Monday, December 26, 2011

Cleaning Algae Off The Bottom Of A Birdbath

We've got a stone birdbath where the bottom is unsealed, either from manufacture or age. The bowl of it looks like this.

The algal growth has gone into the stone and is impossible to remove with cleansers or bleach. Looking it up on the web, it seems as though the best way to deal with this is to sandblast it clean and then give it some kind of epoxy coating like you'd use on a garage floor.

Updates as events warrant.

1 comment:

tim eisele said...

One other possibility: At least some of that looks like iron and/or manganese staining. Either deposited by precipitation from evaporating water over the years, or from oxidation of less-oxidized (and less-colored) forms of these metals that had been originally present in the stone. Bleach isn't going to touch them, because bleach works by oxidizing colored organics to non-colored organics, or oxidizing insoluble inorganics to soluble inorganics. Since the iron and manganese are already oxidized, and their oxidized forms are the insoluble ones, oxidizing them further isn't going to accomplish much.
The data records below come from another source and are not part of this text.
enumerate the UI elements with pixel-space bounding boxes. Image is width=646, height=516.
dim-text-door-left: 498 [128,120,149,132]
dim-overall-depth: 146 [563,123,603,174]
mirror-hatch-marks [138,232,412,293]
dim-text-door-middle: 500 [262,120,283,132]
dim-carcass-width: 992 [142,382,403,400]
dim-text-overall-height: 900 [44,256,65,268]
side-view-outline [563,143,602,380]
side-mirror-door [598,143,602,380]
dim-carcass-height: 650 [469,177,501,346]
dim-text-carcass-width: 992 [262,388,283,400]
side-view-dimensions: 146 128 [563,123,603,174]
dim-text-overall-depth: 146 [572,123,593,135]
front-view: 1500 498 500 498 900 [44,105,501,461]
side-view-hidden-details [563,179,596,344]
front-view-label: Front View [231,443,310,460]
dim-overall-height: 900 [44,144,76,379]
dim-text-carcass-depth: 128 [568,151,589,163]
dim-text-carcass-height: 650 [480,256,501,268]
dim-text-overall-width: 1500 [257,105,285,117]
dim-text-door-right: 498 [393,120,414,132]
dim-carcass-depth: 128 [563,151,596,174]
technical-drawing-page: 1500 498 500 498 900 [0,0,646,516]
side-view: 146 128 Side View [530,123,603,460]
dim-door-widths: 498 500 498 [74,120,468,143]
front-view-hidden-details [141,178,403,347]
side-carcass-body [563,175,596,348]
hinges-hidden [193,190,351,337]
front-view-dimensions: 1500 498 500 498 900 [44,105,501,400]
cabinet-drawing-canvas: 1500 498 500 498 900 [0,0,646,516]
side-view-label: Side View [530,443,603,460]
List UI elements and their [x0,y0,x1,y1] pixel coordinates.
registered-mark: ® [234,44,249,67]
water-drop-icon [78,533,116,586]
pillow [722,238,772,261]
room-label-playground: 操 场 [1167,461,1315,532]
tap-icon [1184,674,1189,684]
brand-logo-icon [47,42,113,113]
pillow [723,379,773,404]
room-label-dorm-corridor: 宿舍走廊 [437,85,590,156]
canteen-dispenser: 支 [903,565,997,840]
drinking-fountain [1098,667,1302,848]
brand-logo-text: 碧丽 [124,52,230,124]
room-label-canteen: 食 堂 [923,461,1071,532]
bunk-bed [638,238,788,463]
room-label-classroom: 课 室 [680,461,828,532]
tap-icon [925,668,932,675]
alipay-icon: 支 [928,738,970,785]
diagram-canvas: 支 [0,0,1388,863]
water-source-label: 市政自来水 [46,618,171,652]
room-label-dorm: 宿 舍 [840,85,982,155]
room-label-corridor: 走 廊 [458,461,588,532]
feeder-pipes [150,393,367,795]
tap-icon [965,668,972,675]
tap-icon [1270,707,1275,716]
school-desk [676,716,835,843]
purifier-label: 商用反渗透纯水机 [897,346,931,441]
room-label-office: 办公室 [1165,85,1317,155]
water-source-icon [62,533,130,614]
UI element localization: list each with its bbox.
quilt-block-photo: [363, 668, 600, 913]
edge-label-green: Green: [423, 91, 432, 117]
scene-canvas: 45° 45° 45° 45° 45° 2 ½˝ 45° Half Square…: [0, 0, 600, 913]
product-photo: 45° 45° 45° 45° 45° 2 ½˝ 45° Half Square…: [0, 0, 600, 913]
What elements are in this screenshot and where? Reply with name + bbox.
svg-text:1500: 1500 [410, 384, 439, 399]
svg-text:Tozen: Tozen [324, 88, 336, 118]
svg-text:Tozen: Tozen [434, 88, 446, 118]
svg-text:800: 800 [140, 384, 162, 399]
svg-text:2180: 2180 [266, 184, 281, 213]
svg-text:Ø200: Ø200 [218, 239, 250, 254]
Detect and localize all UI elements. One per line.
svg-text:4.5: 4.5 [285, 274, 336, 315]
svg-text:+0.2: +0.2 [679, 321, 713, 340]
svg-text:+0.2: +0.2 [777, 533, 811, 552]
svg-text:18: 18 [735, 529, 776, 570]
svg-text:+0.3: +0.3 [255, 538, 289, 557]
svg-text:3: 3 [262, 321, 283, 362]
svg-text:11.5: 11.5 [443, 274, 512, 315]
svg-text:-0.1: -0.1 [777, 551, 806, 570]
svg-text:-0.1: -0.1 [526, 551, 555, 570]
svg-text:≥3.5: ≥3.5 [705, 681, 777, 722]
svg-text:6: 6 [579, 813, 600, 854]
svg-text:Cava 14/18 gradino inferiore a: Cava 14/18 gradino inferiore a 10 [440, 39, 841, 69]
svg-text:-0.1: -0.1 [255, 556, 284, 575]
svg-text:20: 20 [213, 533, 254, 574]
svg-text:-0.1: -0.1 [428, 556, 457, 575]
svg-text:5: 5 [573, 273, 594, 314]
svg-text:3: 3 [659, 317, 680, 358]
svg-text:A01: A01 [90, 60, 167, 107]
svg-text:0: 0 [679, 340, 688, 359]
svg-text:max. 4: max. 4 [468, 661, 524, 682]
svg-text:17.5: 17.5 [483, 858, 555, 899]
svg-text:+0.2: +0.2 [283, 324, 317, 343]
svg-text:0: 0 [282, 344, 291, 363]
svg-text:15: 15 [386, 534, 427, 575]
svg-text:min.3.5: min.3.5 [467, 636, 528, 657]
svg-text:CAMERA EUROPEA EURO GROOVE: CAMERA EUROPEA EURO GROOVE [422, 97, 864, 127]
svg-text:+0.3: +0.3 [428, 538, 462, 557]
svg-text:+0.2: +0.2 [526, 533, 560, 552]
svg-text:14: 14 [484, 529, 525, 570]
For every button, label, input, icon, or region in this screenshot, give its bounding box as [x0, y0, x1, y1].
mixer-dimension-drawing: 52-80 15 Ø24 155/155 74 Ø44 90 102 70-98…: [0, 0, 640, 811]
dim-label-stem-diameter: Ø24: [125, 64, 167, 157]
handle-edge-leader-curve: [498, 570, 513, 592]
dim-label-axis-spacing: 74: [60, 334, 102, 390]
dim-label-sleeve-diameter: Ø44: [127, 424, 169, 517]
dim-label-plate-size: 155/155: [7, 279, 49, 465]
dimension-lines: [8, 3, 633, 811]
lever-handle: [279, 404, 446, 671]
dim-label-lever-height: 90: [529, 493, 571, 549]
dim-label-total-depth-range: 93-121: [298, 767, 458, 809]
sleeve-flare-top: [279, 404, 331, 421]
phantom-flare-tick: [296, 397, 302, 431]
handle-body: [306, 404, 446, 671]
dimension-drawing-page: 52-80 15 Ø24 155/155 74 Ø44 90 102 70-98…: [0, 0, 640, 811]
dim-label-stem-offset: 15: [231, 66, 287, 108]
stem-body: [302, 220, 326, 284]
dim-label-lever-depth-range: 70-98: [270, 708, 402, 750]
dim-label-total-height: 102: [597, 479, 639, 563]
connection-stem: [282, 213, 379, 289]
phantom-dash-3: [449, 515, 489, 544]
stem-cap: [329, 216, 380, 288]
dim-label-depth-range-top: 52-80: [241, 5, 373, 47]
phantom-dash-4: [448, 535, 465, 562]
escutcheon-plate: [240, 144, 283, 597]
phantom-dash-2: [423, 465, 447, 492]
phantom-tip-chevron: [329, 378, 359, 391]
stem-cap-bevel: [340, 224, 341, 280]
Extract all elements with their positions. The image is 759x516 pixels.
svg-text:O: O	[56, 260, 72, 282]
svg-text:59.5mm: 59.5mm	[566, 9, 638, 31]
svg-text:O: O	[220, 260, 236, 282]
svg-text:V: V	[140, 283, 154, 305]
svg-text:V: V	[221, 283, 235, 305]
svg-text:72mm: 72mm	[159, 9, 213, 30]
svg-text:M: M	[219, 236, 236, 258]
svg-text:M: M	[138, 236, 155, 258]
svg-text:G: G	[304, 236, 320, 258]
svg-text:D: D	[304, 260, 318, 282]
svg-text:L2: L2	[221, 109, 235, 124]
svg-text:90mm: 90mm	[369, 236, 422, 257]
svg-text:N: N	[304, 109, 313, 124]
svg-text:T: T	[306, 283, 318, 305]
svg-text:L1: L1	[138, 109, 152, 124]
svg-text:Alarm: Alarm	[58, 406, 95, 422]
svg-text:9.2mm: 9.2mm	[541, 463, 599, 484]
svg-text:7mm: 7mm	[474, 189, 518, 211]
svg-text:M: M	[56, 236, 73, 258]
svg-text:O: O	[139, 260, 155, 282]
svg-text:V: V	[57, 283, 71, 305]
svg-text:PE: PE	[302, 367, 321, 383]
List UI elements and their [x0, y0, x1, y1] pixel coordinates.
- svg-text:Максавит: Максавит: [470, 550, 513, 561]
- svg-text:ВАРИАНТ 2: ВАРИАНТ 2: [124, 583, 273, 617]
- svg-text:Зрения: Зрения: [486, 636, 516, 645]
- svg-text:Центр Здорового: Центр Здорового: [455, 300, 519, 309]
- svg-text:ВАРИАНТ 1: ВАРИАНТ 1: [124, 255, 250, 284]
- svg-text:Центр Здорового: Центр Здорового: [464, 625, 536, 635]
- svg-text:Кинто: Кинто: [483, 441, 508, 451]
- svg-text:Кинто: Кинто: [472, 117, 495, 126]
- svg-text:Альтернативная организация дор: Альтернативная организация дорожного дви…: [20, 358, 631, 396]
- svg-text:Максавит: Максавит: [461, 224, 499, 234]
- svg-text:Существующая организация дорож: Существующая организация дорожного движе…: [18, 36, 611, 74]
It might be worth a shot to hit it with some hydrochloric acid (or muriatic acid, as the hardware stores call it). If you've got iron or manganese stains, that should strip them right off. If you can't find the straight stuff, there is something called "CLR Multi-Surface Cleaner" that should do the trick.

Of course, if the stone is marble or some sort of cement-based casting, hydrochloric acid will strip the top layer of the stone right off, too. Which is all that the sandblasting would do anyway, so hey, it's a win-win! And it should make a nice, clean surface that the epoxy will bond tightly with!